Roncam os motores. O Niassa, adrede carregado durante dias, traz no bojo mais profundo toda a espécie de material, particular e oficial, além dum número considerável de urnas. Ronca e arranca, pela tardinha, faz-se ao mar, rumo a Lisboa. Beliches encavalitados albergam 3000 homens, 3 últimos batalhões que os 10 Boeing’s por dia, durante 15 dias, não conseguiram despejar em Lisboa. Fim da guerra na Guiné. 5 dias e noites, rom-rom-rom…
Falta o tabaco lá em baixo. Soldados mendigam aos oficiais (que senhores! Com marisco e tudo do melhor!) uma esmolinha do “bem” precioso que lhes faltava.. Dunhill! Aí vai! Todo contente! Encontrei-o mais tarde, por acaso. Falou-se do Dunhill.
Manhã clara e serena. Cais de Alcântara.
Do Diário da minha guerra:
“Pelas 5 h da manhã (aliás, 7, pois já estamos frente à costa portuguesa) fui despertado pelo David. Costa portuguesa à vista, com um nascer do sol maravilhoso. Pouco a pouco, as cobertas foram-se enchendo. Pessoal que despertava ao “cheiro” de Portugal.
Fomos andando e cada vez se delineava mais a terra “prometida”.
Pelas 8 e tal já se avistava a Ponte Salazar. Alegria em todos os rostos.
Pelas 9, o NIASSA ruma a Cascais onde entram os pilotos da barra e uma comissão de desmobilização. Dentro daquela balbúrdia, tratou-se de toda a papelada num instante.
Rumámos depois a Lisboa, onde atracámos às 11 horas, ao cais de Alcântara. O encosto foi demorado, enquanto na multidão tentávamos divisar alguém conhecido”.
Recinto cheio… de quem espera tão ansiosamente aquele regresso.

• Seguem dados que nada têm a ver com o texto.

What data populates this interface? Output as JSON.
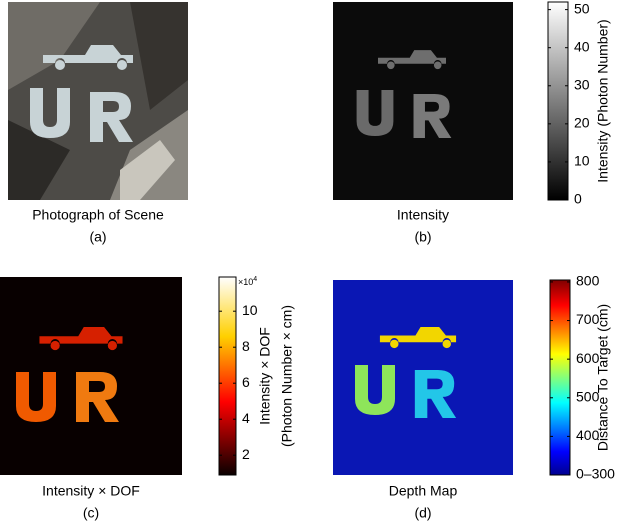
{
  "panels": [
    {
      "caption": "Photograph of Scene",
      "label": "(a)"
    },
    {
      "caption": "Intensity",
      "label": "(b)",
      "colorbar": {
        "label": [
          "Intensity (Photon Number)"
        ],
        "lim": [
          0,
          52
        ],
        "ticks": [
          0,
          10,
          20,
          30,
          40,
          50
        ]
      }
    },
    {
      "caption": "Intensity × DOF",
      "label": "(c)",
      "colorbar": {
        "label": [
          "Intensity × DOF",
          "(Photon Number × cm)"
        ],
        "lim": [
          0.9,
          11.9
        ],
        "ticks": [
          2,
          4,
          6,
          8,
          10
        ],
        "multiplier_base": "×10",
        "multiplier_exponent": "4"
      }
    },
    {
      "caption": "Depth Map",
      "label": "(d)",
      "colorbar": {
        "label": [
          "Distance To Target (cm)"
        ],
        "lim": [
          300,
          805
        ],
        "ticks": [
          {
            "value": 300,
            "label": "0–300"
          },
          400,
          500,
          600,
          700,
          800
        ]
      }
    }
  ]
}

Da amurada do navio, imponente na sua grandiosidade, fardas e mais fardas à espreita… Adivinha-se alguma cara conhecida perdida na multidão compacta. Mas não! É longe de mais!

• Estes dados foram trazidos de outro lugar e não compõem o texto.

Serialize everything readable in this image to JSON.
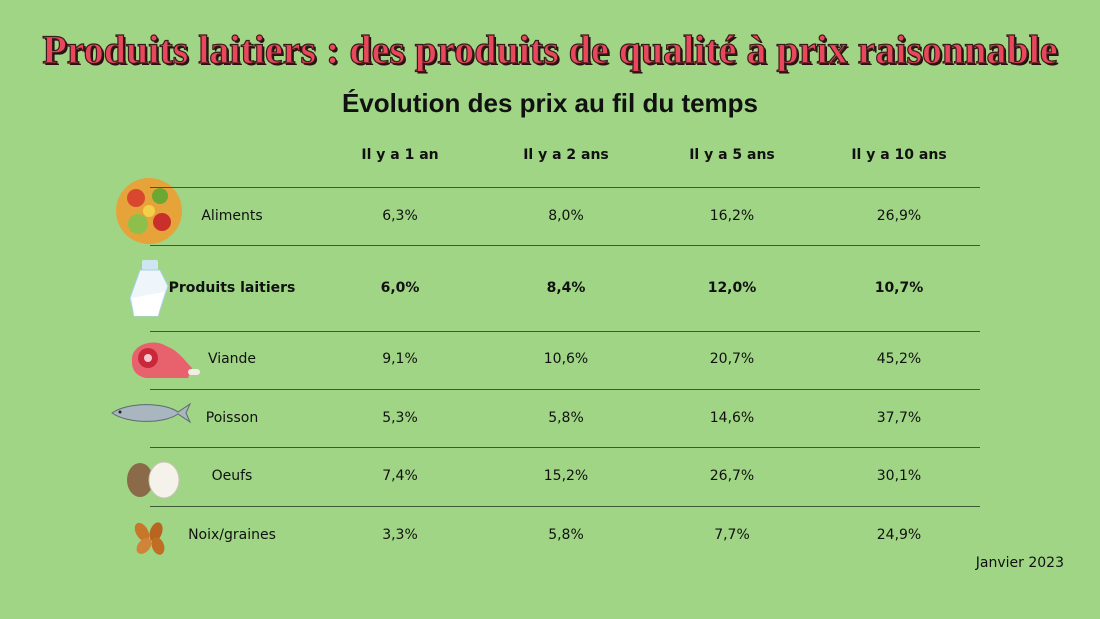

A certa altura, um jornal no ar chamou-me a atenção. Lá estavam: o Manuel, a mãe, o José Trindade, as tias…
Cheguei.Cheguei.
Saí…
TERMINOU A
Minha guerra
13 de Setembro /1974
Faz hoje 46 anos!
13 de Setembro de 2020
Artur Oliveira
Alferes capelão
Mês por mês (são só 6 – tantos quantos durou a comissão militar, como capelão…) vai-se publicando, mesmo com os hieróglifos rabiscados então, a sensação duma inutilidade que a História impôs a todos aqueles que, obrigados a serviço militar, tiveram de cumprir tantos e tantos meses de fome, medo, sacrifício, inutilidade, imoralidade, chacina, tiros, barulho, castigos, imposições, cadeia, apreensão pelos “turras” (digam-no os presos de Conakri) em nome não sabemos bem de quê. Foram 13 anos com três frentes militares em terrenos, belos, sim, mas inóspitos e perigosos. Só a Guiné (é dessa guerra que trata este Diário), tinha na altura 20 mil homens em comissão, além dos autóctones que nos secundavam… Os milhares que lá perderam a vida, os milhares que vieram estropiados, os milhares que ainda hoje sofrem as consequências de meses e meses de luta e guerra… as lágrimas provocadas por saídas impostas… (Ó mar salgado, quanto do teu sal são lágrimas de Portugal!)
Este é apenas mais um “grito”, fraquinho sem dúvida, mas suficiente para fazer renascer em alguém que o ouça (ou o leia) aquelas sensações de morte e de vivência em esperança de escapar… de futuros melhores.
Um abraço a todos os que tiverem essa sensação! Obrigado!